I got the following algorithm (based on Andrew's monotone chain algorithm) from Marcelo Fornet in his answer to one of my previous questions (I condensed it a bit):
Input: a list P of points in the plane.
Precondition: There must be at least 3 points.
# Initialize T as empty list to store triangulation
Initialize U and L as empty lists.
The lists will hold the vertices of upper and lower hulls respectively.
for i = 1, 2, ..., n:
while L contains at least two points and the sequence of last two points
of L and the point P[i] does not make a counter-clockwise turn:
Add the last two points from L and P[i] to T (the triangulation)

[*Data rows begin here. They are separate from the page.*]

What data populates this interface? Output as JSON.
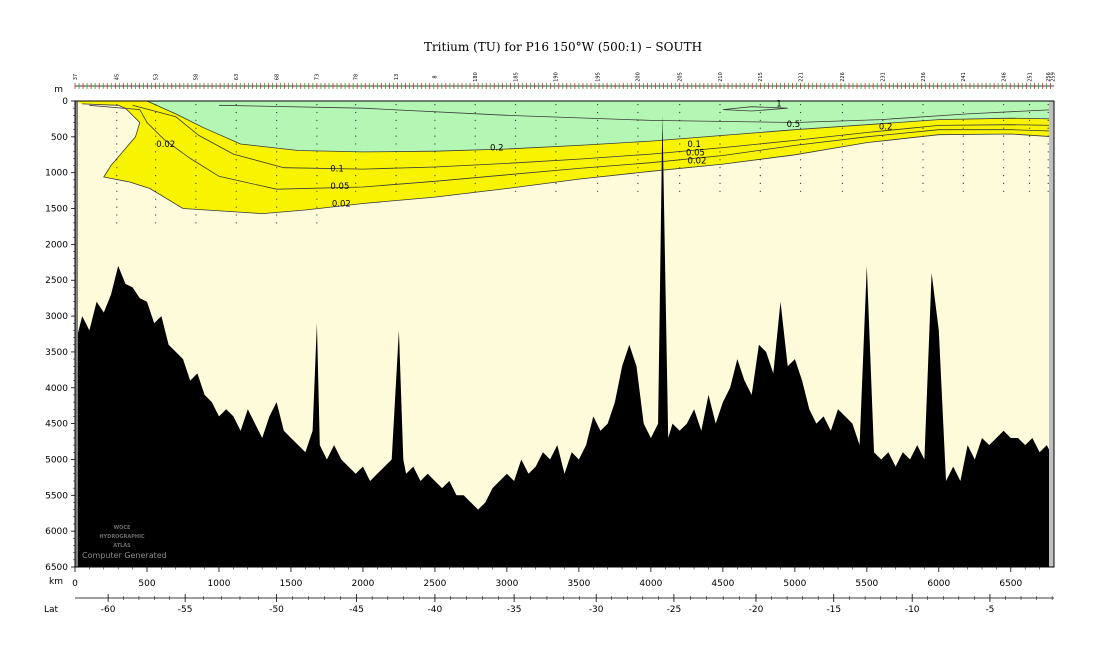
{
  "chart_data": {
    "type": "heatmap",
    "title": "Tritium (TU) for P16 150°W (500:1) – SOUTH",
    "depth_axis": {
      "unit": "m",
      "lim": [
        0,
        6500
      ],
      "ticks": [
        0,
        500,
        1000,
        1500,
        2000,
        2500,
        3000,
        3500,
        4000,
        4500,
        5000,
        5500,
        6000,
        6500
      ]
    },
    "distance_axis": {
      "unit": "km",
      "lim": [
        0,
        6800
      ],
      "ticks": [
        0,
        500,
        1000,
        1500,
        2000,
        2500,
        3000,
        3500,
        4000,
        4500,
        5000,
        5500,
        6000,
        6500
      ]
    },
    "latitude_axis": {
      "label": "Lat",
      "ticks": [
        -60,
        -55,
        -50,
        -45,
        -40,
        -35,
        -30,
        -25,
        -20,
        -15,
        -10,
        -5
      ],
      "ticks_km": [
        230,
        765,
        1400,
        1955,
        2500,
        3050,
        3620,
        4160,
        4730,
        5270,
        5815,
        6355
      ]
    },
    "station_labels": [
      {
        "label": "37",
        "km": 0
      },
      {
        "label": "45",
        "km": 290
      },
      {
        "label": "53",
        "km": 560
      },
      {
        "label": "58",
        "km": 840
      },
      {
        "label": "63",
        "km": 1120
      },
      {
        "label": "68",
        "km": 1400
      },
      {
        "label": "73",
        "km": 1680
      },
      {
        "label": "78",
        "km": 1950
      },
      {
        "label": "13",
        "km": 2230
      },
      {
        "label": "8",
        "km": 2500
      },
      {
        "label": "180",
        "km": 2780
      },
      {
        "label": "185",
        "km": 3060
      },
      {
        "label": "190",
        "km": 3340
      },
      {
        "label": "195",
        "km": 3630
      },
      {
        "label": "200",
        "km": 3910
      },
      {
        "label": "205",
        "km": 4200
      },
      {
        "label": "210",
        "km": 4480
      },
      {
        "label": "215",
        "km": 4760
      },
      {
        "label": "221",
        "km": 5040
      },
      {
        "label": "226",
        "km": 5330
      },
      {
        "label": "231",
        "km": 5610
      },
      {
        "label": "236",
        "km": 5890
      },
      {
        "label": "241",
        "km": 6170
      },
      {
        "label": "246",
        "km": 6450
      },
      {
        "label": "251",
        "km": 6630
      },
      {
        "label": "256",
        "km": 6760
      },
      {
        "label": "259",
        "km": 6790
      }
    ],
    "contour_levels": [
      0.02,
      0.05,
      0.1,
      0.2,
      0.5,
      1
    ],
    "fill_colors": {
      "below_0.02": "#fdfbd9",
      "0.02_to_0.2": "#f8f400",
      "above_0.2": "#b4f7b4",
      "bathymetry": "#000000",
      "contour_line": "#3a3a3a"
    },
    "contour_labels": [
      {
        "text": "0.02",
        "km": 630,
        "depth": 640
      },
      {
        "text": "0.2",
        "km": 2930,
        "depth": 690
      },
      {
        "text": "0.1",
        "km": 1820,
        "depth": 980
      },
      {
        "text": "0.05",
        "km": 1840,
        "depth": 1230
      },
      {
        "text": "0.02",
        "km": 1850,
        "depth": 1470
      },
      {
        "text": "0.1",
        "km": 4300,
        "depth": 640
      },
      {
        "text": "0.05",
        "km": 4310,
        "depth": 760
      },
      {
        "text": "0.02",
        "km": 4320,
        "depth": 870
      },
      {
        "text": "0.5",
        "km": 4990,
        "depth": 360
      },
      {
        "text": "0.2",
        "km": 5630,
        "depth": 400
      },
      {
        "text": "1",
        "km": 4890,
        "depth": 80
      }
    ],
    "isolines": [
      {
        "level": 0.02,
        "points": [
          [
            50,
            40
          ],
          [
            300,
            60
          ],
          [
            350,
            100
          ],
          [
            450,
            300
          ],
          [
            420,
            500
          ],
          [
            250,
            900
          ],
          [
            200,
            1060
          ],
          [
            380,
            1130
          ],
          [
            520,
            1220
          ],
          [
            750,
            1500
          ],
          [
            1300,
            1570
          ],
          [
            1600,
            1520
          ],
          [
            2000,
            1430
          ],
          [
            2500,
            1340
          ],
          [
            3000,
            1220
          ],
          [
            3500,
            1090
          ],
          [
            4000,
            980
          ],
          [
            4500,
            880
          ],
          [
            5000,
            750
          ],
          [
            5500,
            580
          ],
          [
            6000,
            470
          ],
          [
            6500,
            460
          ],
          [
            6800,
            500
          ]
        ]
      },
      {
        "level": 0.05,
        "points": [
          [
            100,
            60
          ],
          [
            450,
            120
          ],
          [
            500,
            300
          ],
          [
            620,
            540
          ],
          [
            800,
            800
          ],
          [
            1000,
            1050
          ],
          [
            1400,
            1230
          ],
          [
            2000,
            1200
          ],
          [
            2500,
            1120
          ],
          [
            3000,
            1030
          ],
          [
            3500,
            940
          ],
          [
            4000,
            860
          ],
          [
            4500,
            760
          ],
          [
            5000,
            620
          ],
          [
            5500,
            500
          ],
          [
            6000,
            400
          ],
          [
            6500,
            400
          ],
          [
            6800,
            420
          ]
        ]
      },
      {
        "level": 0.1,
        "points": [
          [
            400,
            60
          ],
          [
            700,
            220
          ],
          [
            860,
            480
          ],
          [
            1100,
            740
          ],
          [
            1450,
            930
          ],
          [
            2000,
            950
          ],
          [
            2500,
            920
          ],
          [
            3000,
            870
          ],
          [
            3500,
            810
          ],
          [
            4000,
            740
          ],
          [
            4500,
            650
          ],
          [
            5000,
            550
          ],
          [
            5500,
            440
          ],
          [
            6000,
            340
          ],
          [
            6500,
            330
          ],
          [
            6800,
            340
          ]
        ]
      },
      {
        "level": 0.2,
        "points": [
          [
            500,
            0
          ],
          [
            700,
            180
          ],
          [
            900,
            380
          ],
          [
            1150,
            600
          ],
          [
            1550,
            690
          ],
          [
            2000,
            710
          ],
          [
            2500,
            700
          ],
          [
            3000,
            670
          ],
          [
            3500,
            620
          ],
          [
            4000,
            560
          ],
          [
            4500,
            480
          ],
          [
            5000,
            400
          ],
          [
            5500,
            330
          ],
          [
            6000,
            260
          ],
          [
            6500,
            240
          ],
          [
            6800,
            250
          ]
        ]
      },
      {
        "level": 0.5,
        "points": [
          [
            1000,
            60
          ],
          [
            2000,
            100
          ],
          [
            3000,
            200
          ],
          [
            4000,
            270
          ],
          [
            5000,
            300
          ],
          [
            5600,
            260
          ],
          [
            6200,
            180
          ],
          [
            6800,
            120
          ]
        ]
      },
      {
        "level": 1,
        "points": [
          [
            4500,
            120
          ],
          [
            4700,
            80
          ],
          [
            4950,
            100
          ],
          [
            4700,
            140
          ],
          [
            4500,
            120
          ]
        ]
      }
    ],
    "bathymetry_depth_m": [
      [
        0,
        3400
      ],
      [
        50,
        3000
      ],
      [
        100,
        3200
      ],
      [
        150,
        2800
      ],
      [
        200,
        2950
      ],
      [
        250,
        2700
      ],
      [
        300,
        2300
      ],
      [
        350,
        2550
      ],
      [
        400,
        2600
      ],
      [
        450,
        2750
      ],
      [
        500,
        2800
      ],
      [
        550,
        3100
      ],
      [
        600,
        3000
      ],
      [
        650,
        3400
      ],
      [
        700,
        3500
      ],
      [
        750,
        3600
      ],
      [
        800,
        3900
      ],
      [
        850,
        3800
      ],
      [
        900,
        4100
      ],
      [
        950,
        4200
      ],
      [
        1000,
        4400
      ],
      [
        1050,
        4300
      ],
      [
        1100,
        4400
      ],
      [
        1150,
        4600
      ],
      [
        1200,
        4300
      ],
      [
        1250,
        4500
      ],
      [
        1300,
        4700
      ],
      [
        1350,
        4400
      ],
      [
        1400,
        4200
      ],
      [
        1450,
        4600
      ],
      [
        1500,
        4700
      ],
      [
        1550,
        4800
      ],
      [
        1600,
        4900
      ],
      [
        1650,
        4600
      ],
      [
        1680,
        3100
      ],
      [
        1700,
        4800
      ],
      [
        1750,
        5000
      ],
      [
        1800,
        4800
      ],
      [
        1850,
        5000
      ],
      [
        1900,
        5100
      ],
      [
        1950,
        5200
      ],
      [
        2000,
        5100
      ],
      [
        2050,
        5300
      ],
      [
        2100,
        5200
      ],
      [
        2150,
        5100
      ],
      [
        2200,
        5000
      ],
      [
        2250,
        3200
      ],
      [
        2280,
        5000
      ],
      [
        2300,
        5200
      ],
      [
        2350,
        5100
      ],
      [
        2400,
        5300
      ],
      [
        2450,
        5200
      ],
      [
        2500,
        5300
      ],
      [
        2550,
        5400
      ],
      [
        2600,
        5300
      ],
      [
        2650,
        5500
      ],
      [
        2700,
        5500
      ],
      [
        2750,
        5600
      ],
      [
        2800,
        5700
      ],
      [
        2850,
        5600
      ],
      [
        2900,
        5400
      ],
      [
        2950,
        5300
      ],
      [
        3000,
        5200
      ],
      [
        3050,
        5300
      ],
      [
        3100,
        5000
      ],
      [
        3150,
        5200
      ],
      [
        3200,
        5100
      ],
      [
        3250,
        4900
      ],
      [
        3300,
        5000
      ],
      [
        3350,
        4800
      ],
      [
        3400,
        5200
      ],
      [
        3450,
        4900
      ],
      [
        3500,
        5000
      ],
      [
        3550,
        4800
      ],
      [
        3600,
        4400
      ],
      [
        3650,
        4600
      ],
      [
        3700,
        4500
      ],
      [
        3750,
        4200
      ],
      [
        3800,
        3700
      ],
      [
        3850,
        3400
      ],
      [
        3900,
        3700
      ],
      [
        3950,
        4500
      ],
      [
        4000,
        4700
      ],
      [
        4050,
        4500
      ],
      [
        4080,
        200
      ],
      [
        4120,
        4700
      ],
      [
        4150,
        4500
      ],
      [
        4200,
        4600
      ],
      [
        4250,
        4500
      ],
      [
        4300,
        4300
      ],
      [
        4350,
        4600
      ],
      [
        4400,
        4100
      ],
      [
        4450,
        4500
      ],
      [
        4500,
        4200
      ],
      [
        4550,
        4000
      ],
      [
        4600,
        3600
      ],
      [
        4650,
        3900
      ],
      [
        4700,
        4100
      ],
      [
        4750,
        3400
      ],
      [
        4800,
        3500
      ],
      [
        4850,
        3800
      ],
      [
        4900,
        2800
      ],
      [
        4950,
        3700
      ],
      [
        5000,
        3600
      ],
      [
        5050,
        3900
      ],
      [
        5100,
        4300
      ],
      [
        5150,
        4500
      ],
      [
        5200,
        4400
      ],
      [
        5250,
        4600
      ],
      [
        5300,
        4300
      ],
      [
        5350,
        4400
      ],
      [
        5400,
        4500
      ],
      [
        5450,
        4800
      ],
      [
        5500,
        2300
      ],
      [
        5550,
        4900
      ],
      [
        5600,
        5000
      ],
      [
        5650,
        4900
      ],
      [
        5700,
        5100
      ],
      [
        5750,
        4900
      ],
      [
        5800,
        5000
      ],
      [
        5850,
        4800
      ],
      [
        5900,
        5000
      ],
      [
        5950,
        2400
      ],
      [
        6000,
        3200
      ],
      [
        6050,
        5300
      ],
      [
        6100,
        5100
      ],
      [
        6150,
        5300
      ],
      [
        6200,
        4800
      ],
      [
        6250,
        5000
      ],
      [
        6300,
        4700
      ],
      [
        6350,
        4800
      ],
      [
        6400,
        4700
      ],
      [
        6450,
        4600
      ],
      [
        6500,
        4700
      ],
      [
        6550,
        4700
      ],
      [
        6600,
        4800
      ],
      [
        6650,
        4700
      ],
      [
        6700,
        4900
      ],
      [
        6750,
        4800
      ],
      [
        6800,
        5000
      ]
    ]
  },
  "watermark": {
    "line1": "WOCE",
    "line2": "HYDROGRAPHIC",
    "line3": "ATLAS",
    "credit": "Computer Generated"
  }
}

remove the last point from L
append P[i] to L
for i = n, n-1, ..., 1:
while U contains at least two points and the sequence of last two points
of U and the point P[i] does not make a counter-clockwise turn:
# Add last two points from U and P[i] to T (the triangulation)
remove the last point from U
append P[i] to U
The triples of points in T will be the triangles
While I understand how this algorithm works I'm struggeling to show it's correctness in a formal way.
My idea would be to use induction on the invariant that this algorithm always prodcuces a triangulation of the given point set. This is what I tried:
Assertion: The said algorithm always returns a triangulation for a given point set.
The assertion is clear for a set of three points, so we got our induction start.
Now lets suppose the assertion holds for all sets with at most n points.
But I'm stuck at the induction step. I tried to make a case analysis wether the new point $p_{n+1}$ lies in the upper or the lower half of the convex hull of $\{p_1,....,p_n\}$, but it didn't work out.
I'd be thankful for any kind of help.